Most of these services are just giving us reach extension information. You don't just want to know if you are expanding your TV viewing reach. You want to know if there is an increase in responsiveness to the advertising online. To attempt to have one measurement that combines ratings across platforms is a good first step, but we eventually need more return on investment information. Another question is if one platform comes up way better than another, does it make sense to sell with combined ratings or just sell them separately? If ratings data for linear TV and online viewing are going to be combined just to reduce the CPMs of online buys, then it's not a good thing.
What's happening at your Television City Research Center in Las Vegas these days?
When we first opened it, about 99% of what we did there was program testing through focus groups. Now about two-thirds of what we do there is specific program-related and the other one-third focuses on more tech-related and distribution stuff like VOD, mobile phones, tablets and second-screen experiences. And we are working more with both media agencies and some advertisers individually on projects there.
CBS canceled freshman series Made in Jersey after just a few weeks and the new Monday night sitcom Partners is struggling within an otherwise successful comedy block. How did Partners do in its focus group testing and how long will it stay on if it continues to struggle?
Well, I can't speak for the entertainment division on what decision they will make concerning the show, but I can tell you that Partners is a work in progress and we are still tweaking it and hoping it can find its audience. In our testing, we found Partners had a more responsive younger audience than the other comedies on that night, which skew a bit older.
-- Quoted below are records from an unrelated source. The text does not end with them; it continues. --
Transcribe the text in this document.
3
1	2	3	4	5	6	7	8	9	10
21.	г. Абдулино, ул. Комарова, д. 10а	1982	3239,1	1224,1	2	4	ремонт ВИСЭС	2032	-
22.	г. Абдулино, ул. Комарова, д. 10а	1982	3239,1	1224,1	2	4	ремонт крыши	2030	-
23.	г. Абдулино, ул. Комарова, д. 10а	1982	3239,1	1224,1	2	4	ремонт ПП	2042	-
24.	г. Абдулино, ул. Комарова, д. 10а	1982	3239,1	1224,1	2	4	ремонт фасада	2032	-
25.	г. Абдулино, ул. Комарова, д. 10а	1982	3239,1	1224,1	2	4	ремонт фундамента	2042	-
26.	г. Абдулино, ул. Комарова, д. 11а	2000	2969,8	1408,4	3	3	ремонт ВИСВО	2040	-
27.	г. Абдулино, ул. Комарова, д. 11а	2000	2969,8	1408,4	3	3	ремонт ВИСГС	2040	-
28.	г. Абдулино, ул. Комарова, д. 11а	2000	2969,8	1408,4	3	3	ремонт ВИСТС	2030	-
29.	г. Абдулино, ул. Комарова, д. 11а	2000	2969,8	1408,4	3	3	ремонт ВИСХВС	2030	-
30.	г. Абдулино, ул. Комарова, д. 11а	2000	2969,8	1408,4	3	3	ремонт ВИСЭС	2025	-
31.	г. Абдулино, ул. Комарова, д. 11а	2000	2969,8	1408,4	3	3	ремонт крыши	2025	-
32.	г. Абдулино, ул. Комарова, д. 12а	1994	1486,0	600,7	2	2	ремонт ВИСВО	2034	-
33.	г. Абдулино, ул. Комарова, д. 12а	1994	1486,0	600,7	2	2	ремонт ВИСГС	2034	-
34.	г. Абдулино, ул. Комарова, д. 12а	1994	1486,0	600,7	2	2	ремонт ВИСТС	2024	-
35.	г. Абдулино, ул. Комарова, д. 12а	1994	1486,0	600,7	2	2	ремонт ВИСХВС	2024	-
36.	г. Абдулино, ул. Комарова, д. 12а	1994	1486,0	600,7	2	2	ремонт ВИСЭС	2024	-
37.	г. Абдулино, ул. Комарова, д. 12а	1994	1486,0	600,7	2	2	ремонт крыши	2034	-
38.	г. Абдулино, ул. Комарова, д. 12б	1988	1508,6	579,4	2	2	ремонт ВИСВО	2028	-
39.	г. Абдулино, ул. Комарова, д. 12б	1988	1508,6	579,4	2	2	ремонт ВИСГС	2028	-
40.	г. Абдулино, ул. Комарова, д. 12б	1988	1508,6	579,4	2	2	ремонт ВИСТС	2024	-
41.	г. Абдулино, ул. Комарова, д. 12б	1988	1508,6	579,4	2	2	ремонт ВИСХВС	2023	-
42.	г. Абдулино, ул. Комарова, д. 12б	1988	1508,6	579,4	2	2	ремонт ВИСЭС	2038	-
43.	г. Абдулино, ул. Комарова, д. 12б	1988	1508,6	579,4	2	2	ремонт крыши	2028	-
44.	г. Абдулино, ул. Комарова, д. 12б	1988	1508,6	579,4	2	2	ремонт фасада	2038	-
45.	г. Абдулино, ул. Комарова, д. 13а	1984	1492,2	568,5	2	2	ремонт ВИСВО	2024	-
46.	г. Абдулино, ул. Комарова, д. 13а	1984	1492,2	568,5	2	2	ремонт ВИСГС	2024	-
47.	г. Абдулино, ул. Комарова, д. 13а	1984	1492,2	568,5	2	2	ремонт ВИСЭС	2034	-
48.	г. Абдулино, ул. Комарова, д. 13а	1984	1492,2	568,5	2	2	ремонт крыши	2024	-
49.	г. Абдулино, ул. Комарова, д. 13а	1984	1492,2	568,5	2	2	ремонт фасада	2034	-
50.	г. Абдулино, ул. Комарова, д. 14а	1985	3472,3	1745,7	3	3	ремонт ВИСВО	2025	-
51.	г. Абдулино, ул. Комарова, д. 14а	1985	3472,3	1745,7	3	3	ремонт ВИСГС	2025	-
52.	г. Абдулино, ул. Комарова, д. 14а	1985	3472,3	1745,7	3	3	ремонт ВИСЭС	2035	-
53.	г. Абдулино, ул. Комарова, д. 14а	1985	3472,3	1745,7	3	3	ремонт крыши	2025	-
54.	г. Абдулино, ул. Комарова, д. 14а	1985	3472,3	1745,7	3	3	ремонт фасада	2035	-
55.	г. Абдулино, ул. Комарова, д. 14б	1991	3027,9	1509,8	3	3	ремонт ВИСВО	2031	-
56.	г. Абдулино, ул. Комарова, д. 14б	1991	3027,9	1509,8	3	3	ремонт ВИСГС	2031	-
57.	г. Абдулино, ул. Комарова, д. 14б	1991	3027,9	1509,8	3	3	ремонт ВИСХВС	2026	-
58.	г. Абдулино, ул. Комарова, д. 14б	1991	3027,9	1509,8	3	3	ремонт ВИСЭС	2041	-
Unfortunately, it is going after the same audience that [NBC's] The Voice is targeting in the time period, so we are trying to be patient and find ways to get the sampling up. How I Met Your Mother started off slow for us similar to Partners but we promoted it via the Internet and we started to motivate the 18-34 audience to watch. As you know, that series' audience grew very nicely. With Made in Jersey, it did very well initially and feedback was good. But it started to slip and Friday night is a night we have been winning for several years and we want to stay on top on the night. We felt bringing back Undercover Boss at 8 could do better than Made in Jersey so we brought it back early to lead off the night.